Omega 3, DHA and Great Taste

Seafood is the health food of the century and baby boomers are buying it up by the pound. The leading reason for fish being a health hero is fish and seafood is practically the only natural source of Omega 3 fatty acids. Omega 3 fatty acids are an essential nutrient that almost all Americans fall short on. In this low-fat, no-fat world this may seem strange. Simply put, the human diet requires a balance of certain fats. There are three main omega-3 fatty acids, ALA, EPA and DHA. EPA and DHA have longer molecules than ALA and by all indications appear to provide the greatest health benefits for us humans.

Grill it, poach it, broil it, bake it. Any way you cook it, fish really is brain food. Not only that, but according to research, also food for your heart, prostate and more.  Fish, particularly fatty fish, is an excellent source of the Omega-3 fatty acids, eicosapentaenoic acid (EPA) and docosahexaenoic acid (DHA).

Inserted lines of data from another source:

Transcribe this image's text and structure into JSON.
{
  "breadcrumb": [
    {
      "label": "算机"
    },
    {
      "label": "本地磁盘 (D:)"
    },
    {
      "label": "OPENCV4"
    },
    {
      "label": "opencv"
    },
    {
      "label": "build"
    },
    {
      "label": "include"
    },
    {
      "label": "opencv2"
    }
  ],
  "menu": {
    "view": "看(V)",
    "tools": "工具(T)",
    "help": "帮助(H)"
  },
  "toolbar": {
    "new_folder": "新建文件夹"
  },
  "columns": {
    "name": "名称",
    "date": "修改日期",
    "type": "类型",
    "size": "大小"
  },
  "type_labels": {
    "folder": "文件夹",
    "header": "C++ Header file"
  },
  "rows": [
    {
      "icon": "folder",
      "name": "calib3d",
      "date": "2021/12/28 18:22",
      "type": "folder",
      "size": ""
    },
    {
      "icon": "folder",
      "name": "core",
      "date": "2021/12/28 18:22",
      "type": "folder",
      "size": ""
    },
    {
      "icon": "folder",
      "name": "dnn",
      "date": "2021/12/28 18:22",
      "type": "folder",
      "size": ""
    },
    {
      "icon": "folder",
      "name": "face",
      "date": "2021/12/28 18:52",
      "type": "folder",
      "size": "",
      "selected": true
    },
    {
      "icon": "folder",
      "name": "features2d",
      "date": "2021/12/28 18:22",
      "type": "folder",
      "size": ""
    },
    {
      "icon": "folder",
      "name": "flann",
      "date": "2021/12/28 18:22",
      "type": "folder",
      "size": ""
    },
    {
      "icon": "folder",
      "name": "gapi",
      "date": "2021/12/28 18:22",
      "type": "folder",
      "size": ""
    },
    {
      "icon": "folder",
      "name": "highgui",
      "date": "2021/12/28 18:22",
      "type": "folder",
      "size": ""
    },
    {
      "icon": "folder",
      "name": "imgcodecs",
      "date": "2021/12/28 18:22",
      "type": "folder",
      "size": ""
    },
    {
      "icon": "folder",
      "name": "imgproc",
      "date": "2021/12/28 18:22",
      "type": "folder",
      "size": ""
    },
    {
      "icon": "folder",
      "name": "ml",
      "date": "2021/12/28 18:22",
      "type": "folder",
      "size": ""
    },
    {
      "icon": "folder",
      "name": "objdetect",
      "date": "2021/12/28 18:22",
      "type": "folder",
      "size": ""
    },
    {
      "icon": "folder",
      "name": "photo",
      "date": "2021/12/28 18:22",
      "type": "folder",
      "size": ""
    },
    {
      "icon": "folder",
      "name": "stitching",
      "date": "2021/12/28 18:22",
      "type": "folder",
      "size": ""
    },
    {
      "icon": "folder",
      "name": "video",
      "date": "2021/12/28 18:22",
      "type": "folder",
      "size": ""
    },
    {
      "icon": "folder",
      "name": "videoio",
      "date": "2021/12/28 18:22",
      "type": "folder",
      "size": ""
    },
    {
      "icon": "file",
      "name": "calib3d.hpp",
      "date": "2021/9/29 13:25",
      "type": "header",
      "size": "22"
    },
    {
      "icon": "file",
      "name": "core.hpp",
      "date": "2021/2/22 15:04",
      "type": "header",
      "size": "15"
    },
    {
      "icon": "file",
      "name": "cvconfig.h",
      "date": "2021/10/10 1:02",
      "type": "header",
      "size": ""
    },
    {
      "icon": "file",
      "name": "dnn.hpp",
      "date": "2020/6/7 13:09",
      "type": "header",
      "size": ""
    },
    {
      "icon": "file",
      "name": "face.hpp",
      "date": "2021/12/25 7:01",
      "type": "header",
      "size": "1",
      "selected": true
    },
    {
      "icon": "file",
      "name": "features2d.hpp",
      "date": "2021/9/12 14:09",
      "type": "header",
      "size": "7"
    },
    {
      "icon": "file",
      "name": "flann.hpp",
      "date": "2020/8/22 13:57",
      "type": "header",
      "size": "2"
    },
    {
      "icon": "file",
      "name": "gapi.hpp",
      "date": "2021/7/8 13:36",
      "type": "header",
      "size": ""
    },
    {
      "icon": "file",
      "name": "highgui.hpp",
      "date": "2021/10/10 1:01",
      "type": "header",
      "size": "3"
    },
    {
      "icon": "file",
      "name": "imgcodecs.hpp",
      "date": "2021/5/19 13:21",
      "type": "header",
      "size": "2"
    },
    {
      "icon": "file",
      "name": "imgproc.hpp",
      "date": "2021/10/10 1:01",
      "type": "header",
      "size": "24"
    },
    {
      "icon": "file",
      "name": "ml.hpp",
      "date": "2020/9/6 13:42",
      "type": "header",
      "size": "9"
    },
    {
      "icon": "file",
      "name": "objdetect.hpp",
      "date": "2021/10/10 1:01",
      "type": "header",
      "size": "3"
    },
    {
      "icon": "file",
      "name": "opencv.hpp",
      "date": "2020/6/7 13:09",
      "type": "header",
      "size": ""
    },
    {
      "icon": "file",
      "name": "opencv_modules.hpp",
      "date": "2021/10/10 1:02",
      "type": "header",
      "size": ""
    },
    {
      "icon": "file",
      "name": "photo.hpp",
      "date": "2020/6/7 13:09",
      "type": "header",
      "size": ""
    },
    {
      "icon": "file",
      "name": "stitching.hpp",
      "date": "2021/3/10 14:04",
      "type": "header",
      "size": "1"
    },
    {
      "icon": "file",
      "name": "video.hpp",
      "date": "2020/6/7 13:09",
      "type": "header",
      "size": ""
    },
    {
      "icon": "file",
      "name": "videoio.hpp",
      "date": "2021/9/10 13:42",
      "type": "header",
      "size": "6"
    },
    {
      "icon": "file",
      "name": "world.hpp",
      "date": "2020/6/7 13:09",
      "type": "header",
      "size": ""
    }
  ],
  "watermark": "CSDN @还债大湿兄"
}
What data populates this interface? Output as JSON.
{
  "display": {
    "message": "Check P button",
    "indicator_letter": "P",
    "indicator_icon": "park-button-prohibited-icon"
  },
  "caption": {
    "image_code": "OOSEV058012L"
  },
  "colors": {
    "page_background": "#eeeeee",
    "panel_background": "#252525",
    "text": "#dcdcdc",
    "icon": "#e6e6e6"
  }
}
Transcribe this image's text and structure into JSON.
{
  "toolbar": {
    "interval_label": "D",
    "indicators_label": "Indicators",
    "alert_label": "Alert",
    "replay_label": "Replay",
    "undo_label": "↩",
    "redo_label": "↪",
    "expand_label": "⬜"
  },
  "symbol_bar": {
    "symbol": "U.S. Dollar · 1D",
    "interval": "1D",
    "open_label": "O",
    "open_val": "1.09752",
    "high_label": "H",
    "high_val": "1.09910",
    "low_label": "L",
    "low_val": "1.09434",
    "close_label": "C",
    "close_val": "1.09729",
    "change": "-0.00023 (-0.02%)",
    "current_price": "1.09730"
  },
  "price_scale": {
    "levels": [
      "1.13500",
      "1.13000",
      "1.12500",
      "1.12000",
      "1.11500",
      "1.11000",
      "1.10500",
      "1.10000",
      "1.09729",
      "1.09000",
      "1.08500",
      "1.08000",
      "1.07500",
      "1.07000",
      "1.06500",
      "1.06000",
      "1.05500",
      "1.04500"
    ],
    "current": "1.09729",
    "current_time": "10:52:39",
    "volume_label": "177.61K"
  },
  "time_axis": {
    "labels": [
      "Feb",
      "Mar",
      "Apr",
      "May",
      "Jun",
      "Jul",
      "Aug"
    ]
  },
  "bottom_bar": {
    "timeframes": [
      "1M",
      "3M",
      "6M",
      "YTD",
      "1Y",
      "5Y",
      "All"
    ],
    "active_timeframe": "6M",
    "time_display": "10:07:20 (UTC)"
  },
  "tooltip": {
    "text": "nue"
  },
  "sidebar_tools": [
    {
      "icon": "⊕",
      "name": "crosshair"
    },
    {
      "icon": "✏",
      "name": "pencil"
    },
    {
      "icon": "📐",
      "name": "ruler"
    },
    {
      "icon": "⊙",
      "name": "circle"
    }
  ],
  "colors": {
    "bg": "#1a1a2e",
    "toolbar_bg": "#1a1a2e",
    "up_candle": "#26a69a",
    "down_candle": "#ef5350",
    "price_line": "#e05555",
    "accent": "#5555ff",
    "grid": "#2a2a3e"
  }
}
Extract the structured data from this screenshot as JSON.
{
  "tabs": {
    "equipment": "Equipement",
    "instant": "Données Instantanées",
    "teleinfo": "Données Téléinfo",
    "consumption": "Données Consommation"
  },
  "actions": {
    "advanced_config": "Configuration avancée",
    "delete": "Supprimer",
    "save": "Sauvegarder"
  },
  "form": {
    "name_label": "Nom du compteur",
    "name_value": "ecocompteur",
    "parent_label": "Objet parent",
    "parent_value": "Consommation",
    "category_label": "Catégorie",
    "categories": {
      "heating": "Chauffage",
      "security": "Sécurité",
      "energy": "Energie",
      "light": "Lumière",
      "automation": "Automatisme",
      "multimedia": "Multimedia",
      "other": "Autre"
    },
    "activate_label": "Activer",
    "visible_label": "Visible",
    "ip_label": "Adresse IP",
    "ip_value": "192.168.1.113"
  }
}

ALA sources include flaxseed, walnuts, and wheat germ and the many forms or brands of omega-3 tablets that are made with plant source ingredients. However, since humans do not readily convert ALA to the more beneficial EPA and DHA, the omega 3s in terrestrial plants and the products made or refined from plant sources probably do not provide as a great a health benefit as fish sources.

The American Heart Association recommends two servings per week of fish such as salmon, char, mackerel and herring because they contain more Omega-3 than lighter fish such as cod or halibut.

Fish is lower in saturated fat, total fat and calories than comparable portions of meat or poultry, the experts note in the February issue of the Mayo Clinic Women's Health Source.

New England Journal of Medicine in 1997 reported reduced cardiovascular disease in people consuming fish high in omega-3 polyunsaturated fatty acid (PUFA). It is a well known fact that PUFA is helpful in reducing cholesterol level. People consuming PUFA are less likely to suffer from cardiovascular disease. As humans are not able to synthesize omega 3 polyunsaturated fatty acid (PUFA), they must be supplied to the body in the diet. These fatty acids accomplish the synthesis of other essential fats.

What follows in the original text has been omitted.